Darbe döneminin neredeyse bütün idam karalarının‘intikam’ niyetiyle alındığını, idam edilen devrimcilerinin büyük çoğunluğunun ‘direniş gösterenler’ olduğunu, darbenin ‘direnişi kırmak için’ şiddetini artırdığını ve büyük bir hızla idamları gerçekleştirdiğini biliyoruz ama ‘idam edilerek kaybedilen’ Veysel kardeşimizin dosyasında açıkça görülen ismi ‘darbecileri yargılayacak(!)’ hükümetin bulamamasını nasıl çözeceğimizi bilemiyoruz!

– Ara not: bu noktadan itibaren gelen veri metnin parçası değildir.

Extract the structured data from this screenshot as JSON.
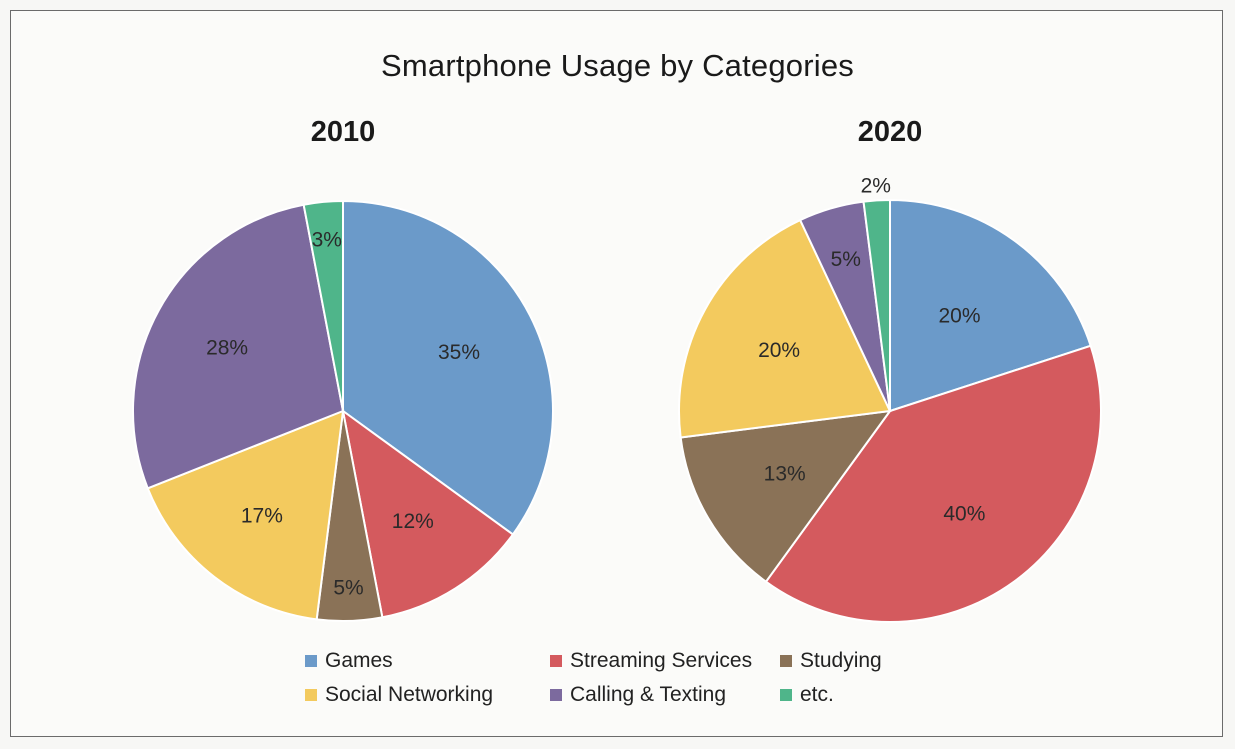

Defalarca söyledik, TBMM’ne iki soru önergesi verildi. ‘Babası Ali Güney’e teslim edilmek üzere Veysel Güney’in cenazesini teslim alan Yüzbaşı Burhan Erdem’i’ bulamayan(!) bir hükümet darbeci generalleri nasıl yargılayacak?

Soru önergesine ‘emekli olmuştur’ cevabını verenler, emekli ‘kamu personelini’ bulup da ‘cenazeyi nereye gömdün?’ diye soramayanlar Kenan Evren’i nasıl yargılayacak?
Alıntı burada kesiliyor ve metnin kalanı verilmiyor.